Artistes in Direct Support is dedicated to education through the performing arts, including drama, music and dance.
It all began in 1992 as a group bent on AIDS education, this at a time when the syndrome was not talked about and when the stigma against victims raged. Soon, others realised how effective street theatre was, and soon the artistes were engaged in education for GECOM, playing in regions around the country. Later, the artistes caravan was again moving across Guyana engaged in a literacy education programme sponsored by the Organisation of American States.
Ms. Edghill breathes theatre and lends to the group with its 50-odd players and singer and dancers an unswerving commitment that ensures its success.

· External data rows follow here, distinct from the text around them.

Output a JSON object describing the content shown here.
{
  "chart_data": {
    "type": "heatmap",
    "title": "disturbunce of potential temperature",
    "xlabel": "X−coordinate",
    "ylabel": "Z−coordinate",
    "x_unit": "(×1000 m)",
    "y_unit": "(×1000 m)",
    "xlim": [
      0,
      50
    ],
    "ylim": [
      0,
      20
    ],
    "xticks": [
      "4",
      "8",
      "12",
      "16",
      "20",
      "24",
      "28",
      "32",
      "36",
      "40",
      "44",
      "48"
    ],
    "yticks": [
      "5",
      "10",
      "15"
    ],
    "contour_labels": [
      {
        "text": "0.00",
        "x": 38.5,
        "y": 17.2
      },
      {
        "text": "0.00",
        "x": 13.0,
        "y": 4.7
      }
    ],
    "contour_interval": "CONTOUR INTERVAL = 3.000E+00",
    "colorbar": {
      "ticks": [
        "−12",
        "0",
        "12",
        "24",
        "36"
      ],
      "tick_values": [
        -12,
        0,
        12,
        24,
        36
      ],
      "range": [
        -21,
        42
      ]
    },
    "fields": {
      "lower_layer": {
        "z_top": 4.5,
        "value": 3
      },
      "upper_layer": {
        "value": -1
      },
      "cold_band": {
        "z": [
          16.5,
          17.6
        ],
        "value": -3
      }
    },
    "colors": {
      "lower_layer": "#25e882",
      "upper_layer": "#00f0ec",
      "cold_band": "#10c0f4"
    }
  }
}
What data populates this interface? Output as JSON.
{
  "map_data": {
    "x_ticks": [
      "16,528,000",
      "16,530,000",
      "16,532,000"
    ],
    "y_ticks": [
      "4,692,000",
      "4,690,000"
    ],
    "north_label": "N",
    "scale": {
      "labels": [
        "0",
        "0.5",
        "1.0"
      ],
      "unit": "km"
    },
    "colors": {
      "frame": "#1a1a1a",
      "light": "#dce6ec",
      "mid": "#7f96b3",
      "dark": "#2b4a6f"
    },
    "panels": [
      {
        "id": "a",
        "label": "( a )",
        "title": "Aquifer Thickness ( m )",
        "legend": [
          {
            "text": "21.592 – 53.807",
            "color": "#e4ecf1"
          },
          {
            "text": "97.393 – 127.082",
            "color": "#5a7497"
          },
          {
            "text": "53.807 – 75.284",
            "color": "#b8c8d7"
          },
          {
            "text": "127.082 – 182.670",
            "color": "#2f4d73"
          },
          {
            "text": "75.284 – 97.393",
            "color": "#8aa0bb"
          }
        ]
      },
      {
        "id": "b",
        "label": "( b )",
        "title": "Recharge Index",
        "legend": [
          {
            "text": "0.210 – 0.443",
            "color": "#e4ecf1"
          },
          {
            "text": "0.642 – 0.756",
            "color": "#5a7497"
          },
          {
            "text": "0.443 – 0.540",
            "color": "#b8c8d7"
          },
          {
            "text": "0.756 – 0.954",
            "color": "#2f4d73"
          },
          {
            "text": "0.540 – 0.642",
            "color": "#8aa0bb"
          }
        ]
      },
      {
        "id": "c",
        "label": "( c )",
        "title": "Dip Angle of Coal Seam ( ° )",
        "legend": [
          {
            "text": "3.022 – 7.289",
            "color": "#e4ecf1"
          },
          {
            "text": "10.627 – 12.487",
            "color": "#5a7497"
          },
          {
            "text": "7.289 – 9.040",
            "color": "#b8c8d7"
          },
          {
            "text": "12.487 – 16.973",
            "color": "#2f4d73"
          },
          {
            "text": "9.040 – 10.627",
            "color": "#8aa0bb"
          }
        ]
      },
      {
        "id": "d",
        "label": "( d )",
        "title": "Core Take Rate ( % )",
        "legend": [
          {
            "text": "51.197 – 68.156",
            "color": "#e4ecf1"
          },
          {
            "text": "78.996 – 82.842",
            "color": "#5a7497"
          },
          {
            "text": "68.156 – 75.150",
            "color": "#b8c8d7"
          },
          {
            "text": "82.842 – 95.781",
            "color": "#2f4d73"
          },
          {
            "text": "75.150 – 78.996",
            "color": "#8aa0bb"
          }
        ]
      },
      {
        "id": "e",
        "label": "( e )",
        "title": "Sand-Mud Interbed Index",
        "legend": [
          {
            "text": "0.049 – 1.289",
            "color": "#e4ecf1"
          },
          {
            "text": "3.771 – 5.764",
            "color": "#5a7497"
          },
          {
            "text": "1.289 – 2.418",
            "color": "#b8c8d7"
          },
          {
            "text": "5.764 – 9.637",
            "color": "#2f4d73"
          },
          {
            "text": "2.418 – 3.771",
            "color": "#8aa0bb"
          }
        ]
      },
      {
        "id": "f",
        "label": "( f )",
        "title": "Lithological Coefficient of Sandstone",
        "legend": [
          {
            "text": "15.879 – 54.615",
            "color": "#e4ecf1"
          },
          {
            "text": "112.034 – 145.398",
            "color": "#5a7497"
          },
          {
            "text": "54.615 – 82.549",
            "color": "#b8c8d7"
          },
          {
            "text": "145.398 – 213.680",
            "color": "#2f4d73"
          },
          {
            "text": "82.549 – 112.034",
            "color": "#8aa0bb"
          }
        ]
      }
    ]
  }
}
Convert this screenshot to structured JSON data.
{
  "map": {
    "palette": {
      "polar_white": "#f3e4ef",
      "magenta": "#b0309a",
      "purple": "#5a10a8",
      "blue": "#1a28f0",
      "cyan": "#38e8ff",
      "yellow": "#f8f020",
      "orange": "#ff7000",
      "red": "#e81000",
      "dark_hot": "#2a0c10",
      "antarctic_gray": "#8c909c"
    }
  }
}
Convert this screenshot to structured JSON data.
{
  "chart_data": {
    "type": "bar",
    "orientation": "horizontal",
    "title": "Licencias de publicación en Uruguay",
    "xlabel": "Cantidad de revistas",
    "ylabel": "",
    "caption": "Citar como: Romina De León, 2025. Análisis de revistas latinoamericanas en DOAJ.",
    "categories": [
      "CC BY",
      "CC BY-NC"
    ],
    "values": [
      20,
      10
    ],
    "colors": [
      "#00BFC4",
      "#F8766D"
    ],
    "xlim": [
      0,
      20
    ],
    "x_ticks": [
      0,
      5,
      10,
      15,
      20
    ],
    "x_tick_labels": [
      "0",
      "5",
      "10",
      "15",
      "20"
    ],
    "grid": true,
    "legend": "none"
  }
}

In her work with Artistes In Direct Support, Ms. Edghill draws on considerable theatre experience gained when she herself was involved in amateur theatre at the Theatre Guild Playhouse and later, in professional theatre at the National Cultural Centre. She has a considerable talent. Her work in Paul Stewart's Juno and the Paycock and in Ian Valz's House of Pressure was memorable and she was loved by the critics.
Now, she is rising quite ably to the challenges of street theatre.
She speaks of minimal and collapsible props, of costumes so distinctive that audiences recognise characters at once without the assistance of elaborate scenery.
"The costume of a market woman must be so real that she is recognised at once for what she is, all by herself, and not with a market scene around her," Ms. Edghill explains.
When the artistes' caravan rolls into a community, agents identified in the area would have gone around the night before, with a hailer, telling residents about the happening next day. The set is arranged, the play begins, and then the audience begins converging on the "stage".
They listen to the message in drama, recognise the situations conjured by the players, and relate similar incidents to others in the audience, nudging each other, occasionally breaking into raucous guffaws.
This is all quite satisfying, Ms. Edghill says, as in the midst of all this unconventional behaviour, the message is received.
After each session, there is a time of mingling with the audience, and they ask questions about the message, and about why the players came to their community. And then there are trained peer counsellors among the players who work with young people in need of counselling. The members of the audience offer fruits and snacks and the whole exercise ends on a high note for both players and those played to.
Desiree Edghill speaks of needs. Artistes In Direct Support needs its own lighting plant. They rent plants for each performance, and this is quite expensive. They need a vehicle as well to take their props and themselves from one community to another. They rent buses for this, and this, too, is expensive.
But never mind. They love what they do. And they would rather do nothing else.